Mombasa Governor Hassan Joho yesterday accused President Uhuru Kenyatta of taking credit for development projects he did not initiate.
The accusation, which was made in the presence of the President, drew angry reactions from Jubilee-allied leaders including Tourism Cabinet Secretary Najib Balala, Kilifi North MP Gideon Mung'aro and arch-rival Hezron Awiti Bolo (Nyali MP).
The governor spoke at the launch of a water project in Bamburi, Mombasa.
This was Uhuru's first public function outside State House following his arrival in Mombasa about two weeks ago. Right from the outset, Joho said he wanted to 'set the record straight' on the projects the President was launching yesterday.
He claimed that contrary to Jubilee's assertions, the national government had not launched major projects at the Coast since coming to power in 2013 and was only taking credit for projects that began before it came to power.
"We (Mombasa residents) want Jubilee to show us the projects it has done for us. The project being unveiled today was started in 2010," Joho said.
The governor further claimed Jubilee had failed to deliver for the people of Mombasa and that its leaders had resorted to deceiving the electorate using projects funded by World Bank or started by the defunct Mombasa Municipal Council.
"We want to see the billions (of shillings) that have been disbursed to other areas today brought to Mombasa," said Joho, who dismissed President Kenyatta and other Jubilee leaders' visit in Mombasa as a "tourism trip to benefit our hotels".
As the governor spoke, Uhuru did not display much emotion but other Jubilee leaders were openly uncomfortable.
When the President spoke, he did not refer directly to Joho's criticism or identify the governor by name but accused the county government of delaying the process of allocating space at the newly built Kongowea market, which he launched in December 2015.
"We launched the Kongowea market almost a year ago and I'm told traders have not been allowed to operate from there. Can the county hasten the process," said Uhuru.
But Uhuru allies were less diplomatic in their response. Mr Mung'aro and Mr Awiti dismissed Joho, terming his attack on Uhuru as "disrespectful to the country's presidency".
"It is petty for a leader to criticise the President for completing projects regardless of whoever initiated them.

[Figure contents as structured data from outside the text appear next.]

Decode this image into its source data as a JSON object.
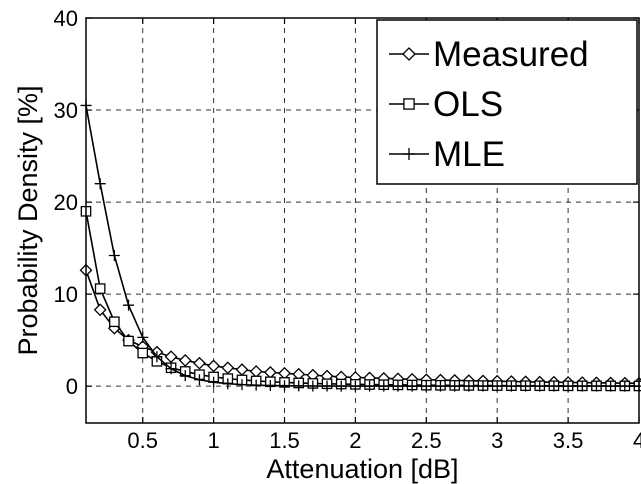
{
  "chart_data": {
    "type": "line",
    "xlabel": "Attenuation [dB]",
    "ylabel": "Probability Density [%]",
    "xlim": [
      0.1,
      4
    ],
    "ylim": [
      -4,
      40
    ],
    "x_ticks": [
      "0.5",
      "1",
      "1.5",
      "2",
      "2.5",
      "3",
      "3.5",
      "4"
    ],
    "y_ticks": [
      "0",
      "10",
      "20",
      "30",
      "40"
    ],
    "grid": true,
    "grid_style": "dashed",
    "legend_position": "top-right",
    "x": [
      0.1,
      0.2,
      0.3,
      0.4,
      0.5,
      0.6,
      0.7,
      0.8,
      0.9,
      1.0,
      1.1,
      1.2,
      1.3,
      1.4,
      1.5,
      1.6,
      1.7,
      1.8,
      1.9,
      2.0,
      2.1,
      2.2,
      2.3,
      2.4,
      2.5,
      2.6,
      2.7,
      2.8,
      2.9,
      3.0,
      3.1,
      3.2,
      3.3,
      3.4,
      3.5,
      3.6,
      3.7,
      3.8,
      3.9,
      4.0
    ],
    "series": [
      {
        "name": "Measured",
        "marker": "diamond",
        "values": [
          12.6,
          8.3,
          6.3,
          5.0,
          4.3,
          3.7,
          3.2,
          2.8,
          2.5,
          2.2,
          2.0,
          1.8,
          1.6,
          1.5,
          1.4,
          1.3,
          1.2,
          1.1,
          1.0,
          0.95,
          0.9,
          0.85,
          0.8,
          0.75,
          0.7,
          0.67,
          0.63,
          0.6,
          0.57,
          0.54,
          0.51,
          0.48,
          0.45,
          0.43,
          0.41,
          0.39,
          0.37,
          0.35,
          0.33,
          0.31
        ]
      },
      {
        "name": "OLS",
        "marker": "square",
        "values": [
          19.0,
          10.6,
          7.0,
          4.9,
          3.6,
          2.7,
          2.0,
          1.6,
          1.25,
          1.0,
          0.82,
          0.68,
          0.57,
          0.48,
          0.41,
          0.35,
          0.3,
          0.26,
          0.23,
          0.2,
          0.18,
          0.16,
          0.14,
          0.13,
          0.11,
          0.1,
          0.09,
          0.08,
          0.07,
          0.065,
          0.06,
          0.055,
          0.05,
          0.045,
          0.04,
          0.037,
          0.034,
          0.031,
          0.028,
          0.025
        ]
      },
      {
        "name": "MLE",
        "marker": "plus",
        "values": [
          30.5,
          22.0,
          14.2,
          8.8,
          5.3,
          3.2,
          1.9,
          1.15,
          0.7,
          0.43,
          0.27,
          0.17,
          0.11,
          0.07,
          0.05,
          0.03,
          0.02,
          0.015,
          0.01,
          0.01,
          0.01,
          0.01,
          0.01,
          0.01,
          0.01,
          0.01,
          0.01,
          0.01,
          0.01,
          0.01,
          0.01,
          0.01,
          0.01,
          0.01,
          0.01,
          0.01,
          0.01,
          0.01,
          0.01,
          0.01
        ]
      }
    ]
  }
}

We have had instances in the region where elected MPs have failed or refused to complete projects because they were started by their predecessor," said Mung'aro.
Awiti who is Wiper Democratic Movement National Treasurer defended Jubilee government's development record in the region and lashed out at Joho saying his administration cannot account for billions it's allocated annually.
"The biggest problems we have in this county is discrimination along religious and tribal lines. The county cannot account for billions it is allocated every financial year," said Awiti.
The MP challenged Joho to show Mombasa residents the projects that his administration had implemented and stop lamenting and "peddling lies" that the county's development plan had been frustrated by Jubilee.
Joho skipped three of the four projects that Uhuru had earlier launched yesterday. The governor was represented by his deputy, Hazel Katana, at the launch of Mombasa's first foot bridge in the Buxton.
This is not the first time Governor Joho was openly clashing with Jubilee leadership. In December 2015 he publicly accused the Government of disrespecting him.